McLaren didn’t disappoint with their much anticipated aerodynamic update to the Renault-powered MCL33. With updates all around the car, the most intriguing changes were done at the front, where an entirely new and unique nose cone has debuted on the car when it was sent to scrutineering on Thursday afternoon.
McLaren was clearly inspired by solutions seen elsewhere, with the team now implementing an open thumb nose, akin to Red Bull Racing’s solution to reduce drag created by the tip of the nose. However, the new nose features another two apertures, left and right of this opened tip. Combined, they make sure the nose complies with regulatory requirements to have a low tip of the nose, while the width of the three apertures combined enables the team to move the front wing supports further apart from each other.

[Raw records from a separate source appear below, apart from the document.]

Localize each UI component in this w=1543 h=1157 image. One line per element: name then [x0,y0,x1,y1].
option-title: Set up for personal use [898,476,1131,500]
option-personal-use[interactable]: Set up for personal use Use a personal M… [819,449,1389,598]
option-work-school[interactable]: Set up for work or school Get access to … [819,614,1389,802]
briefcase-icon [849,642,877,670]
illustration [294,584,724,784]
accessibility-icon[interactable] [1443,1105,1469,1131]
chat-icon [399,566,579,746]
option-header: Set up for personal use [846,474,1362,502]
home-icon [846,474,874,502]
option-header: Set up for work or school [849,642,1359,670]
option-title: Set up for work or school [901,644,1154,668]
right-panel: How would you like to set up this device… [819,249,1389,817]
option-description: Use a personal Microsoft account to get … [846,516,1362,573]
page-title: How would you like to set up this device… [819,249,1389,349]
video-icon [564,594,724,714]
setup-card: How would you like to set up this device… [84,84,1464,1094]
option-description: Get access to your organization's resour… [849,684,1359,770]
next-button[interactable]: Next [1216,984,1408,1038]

The structure that sits downstream of the three apertures is complex, but generally speaking, it is the central thumb that forms the tip of the structural section of the nose, which is shape-wise similar to the previous design, albeit a lot narrower. It widens up just ahead of the front bulkhead connection, making it similar to Mercedes’ solution, albeit with a shorter nose. Just like on the Mercedes, this exposes the upper front wishbones more to free airflow, enabling these to have an increased aerodynamic effect.
The outer two inlets at the tip of the nose cone are part of an aerodynamic shape that incorporates the front wing supports. The leading edge of that section shows how much McLaren wants airflow underneath the nose, in between the front wing pillars. To control this flow, the aerodynamicists have also added a cape-like structure – thankfully all painted in orange – that mildly slopes downward. Clearly there to control airflow structures downstream, the design is similar to Mercedes’ solution. The layout introduced by McLaren though makes the cape an integrated part of the nose, whereas it seems more of an add-on for the Mercedes.
All these changes combined are no doubt interesting, but McLaren have also added fairings along the shoulders of the nose. This is entirely new, and seems to be designed for helping the airflow the is shed off the top of the nose to stay attached to the side surfaces of the nose cone. This flow happens on each design of nose cone, as air flows around the edges due to the lower pressure existing underneath the nose cone. It is believed these fairings can help stability under yaw.
Furthermore, it should be noted that it looks like the airflow from the three openings is exited centrally, underneath the nose cone. An S-duct appears to be missing still, but apertures on the underside of the tub may still hint an introduction of such device later on.
No doubt, McLaren has some airflow verification work to do, but the real question is whether all this will be better than the updates that other teams are bringing.